No número 53 do Instrumentum Laboris (II Parte, Capítulo II: Família e vida da Igreja), encontramos um passo fundamental para a compreensão do que deve ser a família, como base e critério da nossa vida comunitária em geral. Aí se diz que a comunidade cristã não pode resumir-se a uma “agência de serviços” e deve tornar-se no lugar onde as famílias nascem sacramentalmente, se encontram e caminham na fé, em entreajuda e partilha.
Como sabemos, a crescente concentração de pessoas em grandes espaços urbanos e a separação dos familiares uns dos outros, para procurarem trabalho ou por outras razões, alterou profundamente o antigo quadro rural e localizado onde a vida geralmente decorria, com grande vinculação familiar. A maioria da população mundial vive já em meio urbano e o movimento crescerá sempre mais, em grandes concentrações, de muitos milhões de habitantes.

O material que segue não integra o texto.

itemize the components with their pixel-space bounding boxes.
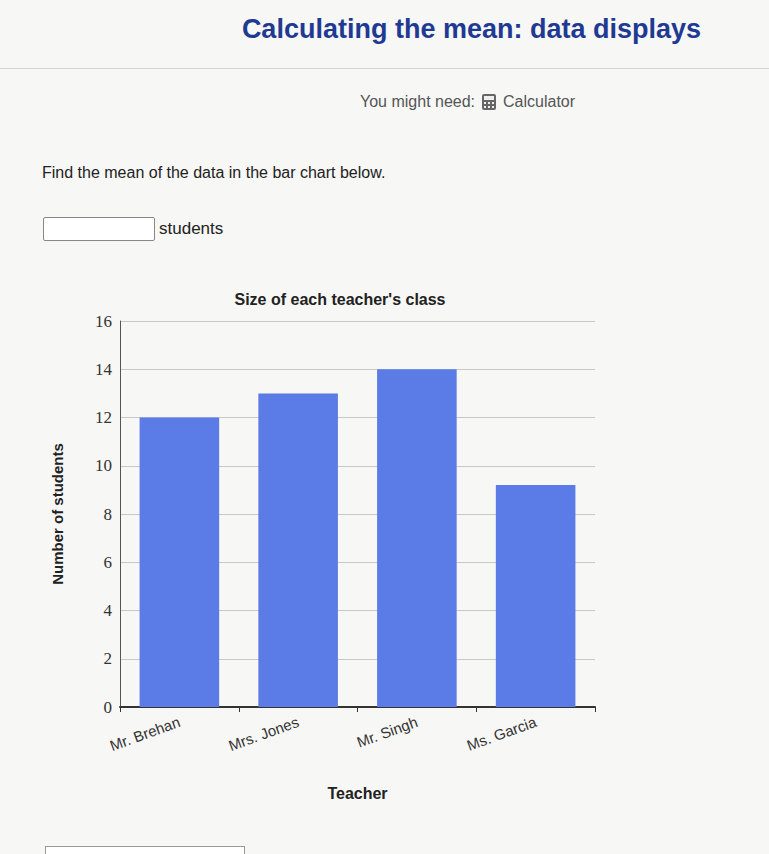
svg-text:2: 2 [104, 649, 113, 668]
svg-text:8: 8 [104, 505, 113, 524]
svg-text:12: 12 [95, 408, 112, 427]
html-text:You might need:: You might need: [360, 93, 476, 110]
svg-text:6: 6 [104, 553, 113, 572]
svg-text:4: 4 [104, 601, 113, 620]
svg-text:10: 10 [95, 456, 112, 475]
svg-text:14: 14 [95, 360, 113, 379]
svg-text:Number of students: Number of students [49, 443, 66, 585]
svg-text:16: 16 [95, 312, 112, 331]
svg-text:Ms. Garcia: Ms. Garcia [465, 713, 540, 754]
html-text:Find the mean of the data in t: Find the mean of the data in the bar cha… [42, 164, 386, 181]
svg-text:Mrs. Jones: Mrs. Jones [226, 713, 301, 754]
svg-text:Mr. Singh: Mr. Singh [354, 713, 419, 751]
svg-text:Mr. Brehan: Mr. Brehan [108, 713, 183, 754]
html-text:Calculator: Calculator [503, 93, 576, 110]
svg-text:0: 0 [104, 698, 113, 717]
svg-text:Teacher: Teacher [327, 785, 387, 802]
html-text:students: students [159, 219, 224, 238]
html-text:Calculating the mean: data dis: Calculating the mean: data displays [241, 14, 701, 44]
svg-text:Size of each teacher's class: Size of each teacher's class [234, 291, 445, 308]
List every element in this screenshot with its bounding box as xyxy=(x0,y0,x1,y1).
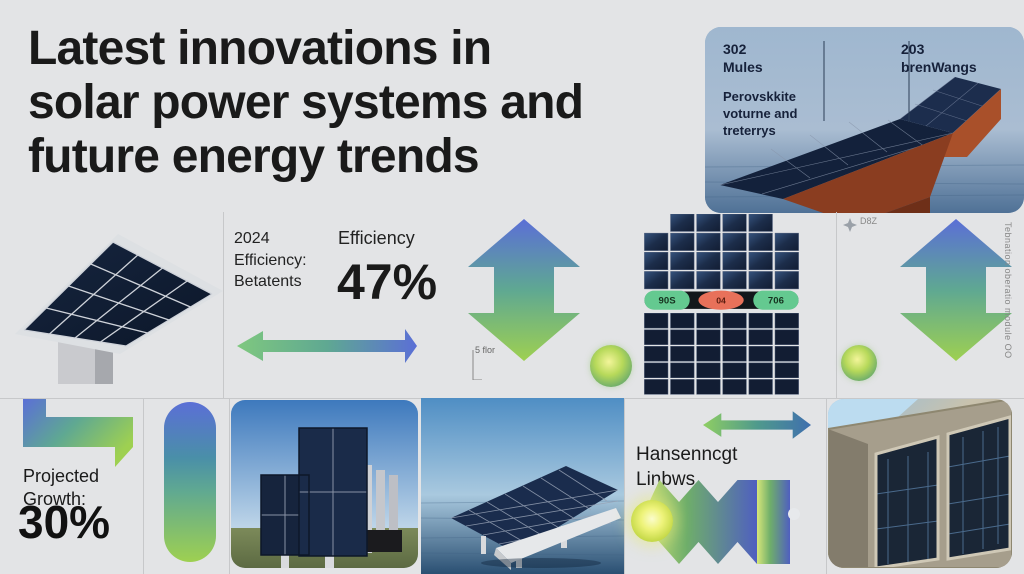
svg-text:04: 04 xyxy=(716,296,726,306)
svg-text:90S: 90S xyxy=(659,296,676,307)
svg-text:706: 706 xyxy=(768,296,784,307)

Dificilmente se reconstruirão solidariedades como as que tivemos anteriormente, ou as vizinhanças estáveis onde as gerações se sucediam e reconheciam. Também se tornou difícil dar condições materiais e sociais suficientes a todos os que querem constituir famílias e criar filhos, com a dimensão que tinham décadas atrás. Por outro lado, o individualismo cultural hoje prevalecente não motiva compromissos duradouros e fecundos, como os familiares.
Se o número 53 do Instrumentum Laboris nos adverte que a comunidade cristã não se pode resumir a uma “agência de serviços”, é porque muitas vezes trazemos para dentro da própria Igreja as práticas habituais da “sociedade de consumo”, em que o intercâmbio se faz mais de coisas do que propriamente de relações pessoais autênticas. São recorrentes as queixas de quem não é verdadeiramente acolhido nem atendido, mesmo quando contacta as instituições da Igreja. Nem sempre podemos corresponder ao que nos é pedido, mas nunca podemos desprezar quem nos pede alguma coisa.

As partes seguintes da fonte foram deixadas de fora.